My husband loves time travel stories. The idea of being able to zip in and out of different iterations of his own life fascinates him. Every once in a while we will pass by a random young man, on the street or in a shop, and suddenly my husband will grin at me and ask, “what if that was our son, vising from the future??”
And then I furrow my brow and frown at him. The truth is, time travel stories sort of stress me out. The reason is, I have never been good at making choices and consequently lack the confidence in the person I have become in this very moment in the present. Example: it took me YEARS just to get over being asked to prom by 2 boys and feeling I chose incorrectly (sorry Daniel).
Since I was (am?) constantly fretting about the “choices” I’ve made that are mostly half-assed panicked reactions, I came to a kind of paradigm shift about my own sense of power. First, I made it a personal goal to focus on the active choices I can make. I even chant a little mantra at times: “I can choose my next action.” Secondly, I have allowed myself to time travel a bit. For my 2014 resolutions, I wrote 11 letters to my “future self” at the end of December 2013. The first of those letters came on February 1st.
It was a weird thing, to get a letter from my past self from just a bit over a month. The short letter opened with a description of what I was doing and quickly moved onto how I was feeling and what plans I was making for 2014. There are 3 things that were immediately observable…
1. I am the same person.
Obviously, duh. But more importantly, the things that bugged me in the past are still bugging me now. The habits I were caught up in are still things I do now. The fears and hopes I expressed are still present today. What this tells me is, I will not automatically “change” and be a different person in the future unless I work at it. This simple realization is reassuring (yay I’m still me and I know myself best) but disappointing too (same old bad habits and unfulfilled goals).
2. I have a hard time predicting my future state.
One line in the letter stuck out to me: “Since the baby isn’t here yet, I’m assuming that things are more or less the same as December — just busier.” This was followed up with a relatively ambitious goal that aligned with the first resolution of 2014. Um….lol? Despite the continuity of self that I discovered in #1, it was obvious that I failed to really understand the conditions of life I might be in just a few weeks later. Like, a weird brain trip where we think, “Maybe present me is struggling but future-me would be 100% A-Ok!”
It reminded me of the commonly held theory about procrastination: that we fail to understand or be kind to our future self.

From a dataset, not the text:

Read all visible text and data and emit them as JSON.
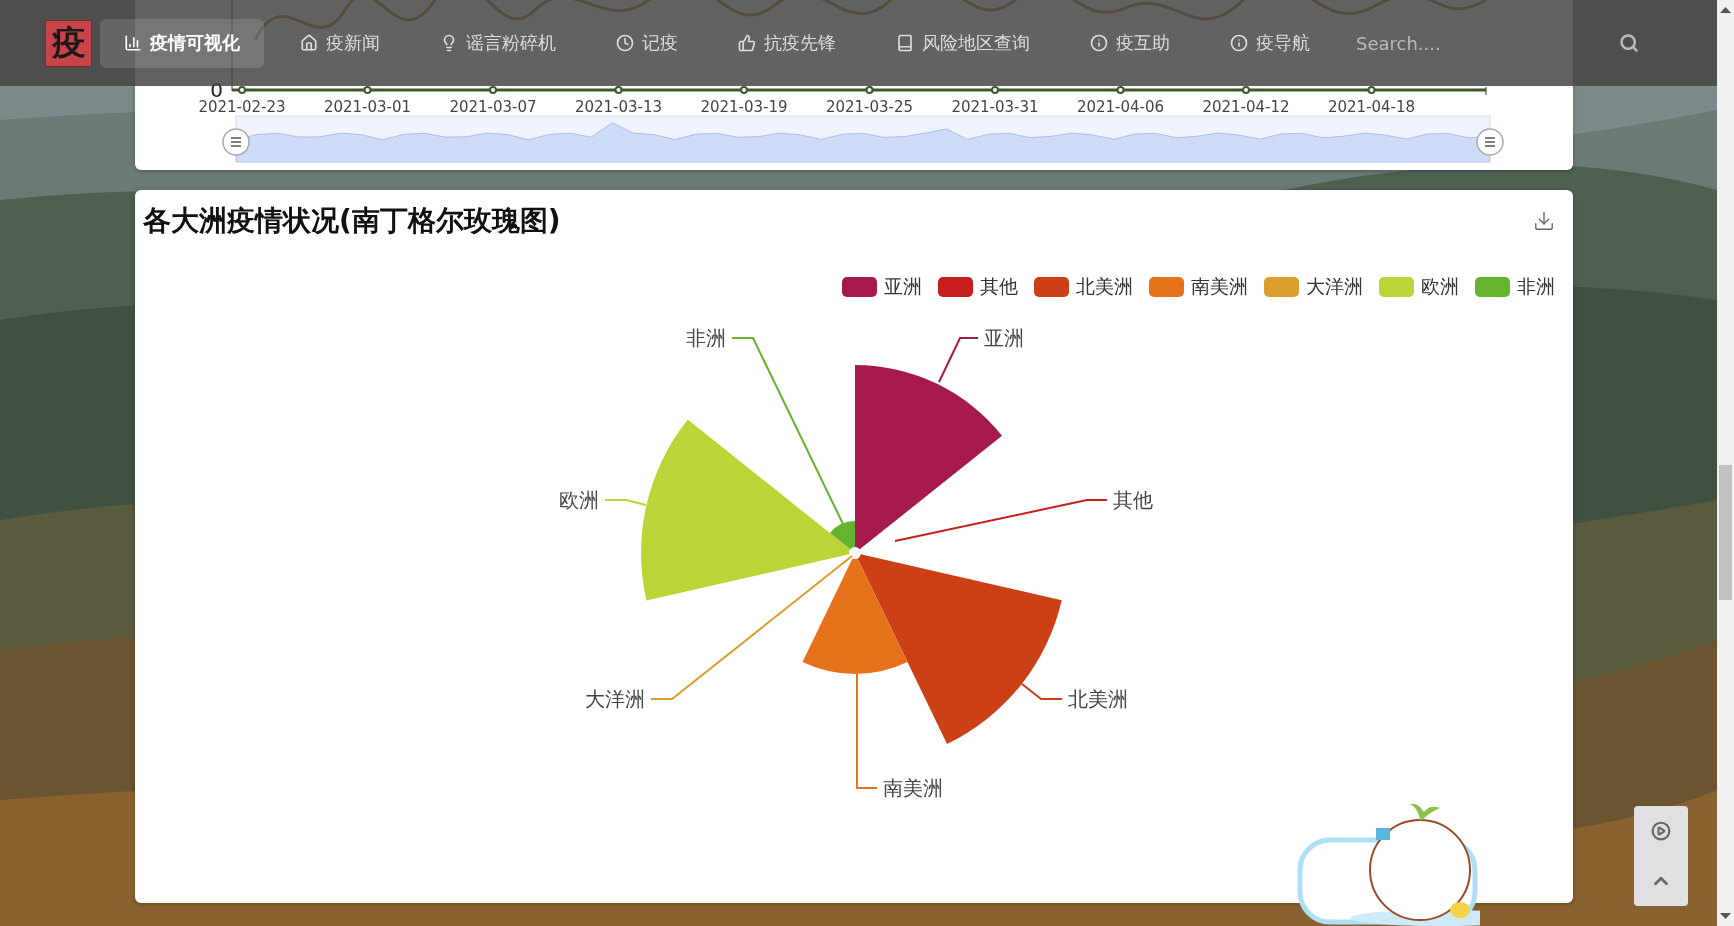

Here is one explanation from Psychology Today:
The philosophical understanding of the continuity of self from the present to the future is not a simple matter. We know that we are beings that persist over time, but why is it that we assume that who we are now is the same as who we were in the past and who we will be in the future…. Procrastination involves the voluntary infliction of a burden (perhaps even pain) on our future self. It may not be a disassociation from the future self, a break in our understanding of a continuity of self, but it does involve harming future self.
My December 2013 mindset just could not imagine how terrible it would be at 38 weeks pregnant in the wintertime! As a general habit, I tend to be overly optimistic about how much I can handle at any given time. It is unrealistic and a big burden on my sanity when those deadlines come up.
3. I can trust the intuition but tweak the planning
In the past, I would have given up on my “stupid” goals by this point. After all, I had already failed to hit the February 1 milestone (which was to finish my chapter on biopolitics). But this time, it was different…
I think it was enormously important to be reminded of my ambitions. Like I said, I am the same person (even if I keep too-high expectations for my future self). The things I reflected on in December still apply. For example, this was in my own letter:
“I was terrified at lacking control over the post-PhD job hunt…but I realize now that I have total control over how I finish and how I deal with post-PhD life. The most important thing here is to accept change and give everything its necessary end-date.”
All of that is still meaningful to me as a huge lesson for myself. So even if I set too eager goals, my resolutions are the same: Successfully make the transition from grad school into professional life; cultivate mindfulness; be attentive to my skin care.
I might tweak my schedule a bit, but I’m even more fired up about my “new years resolutions” than ever before.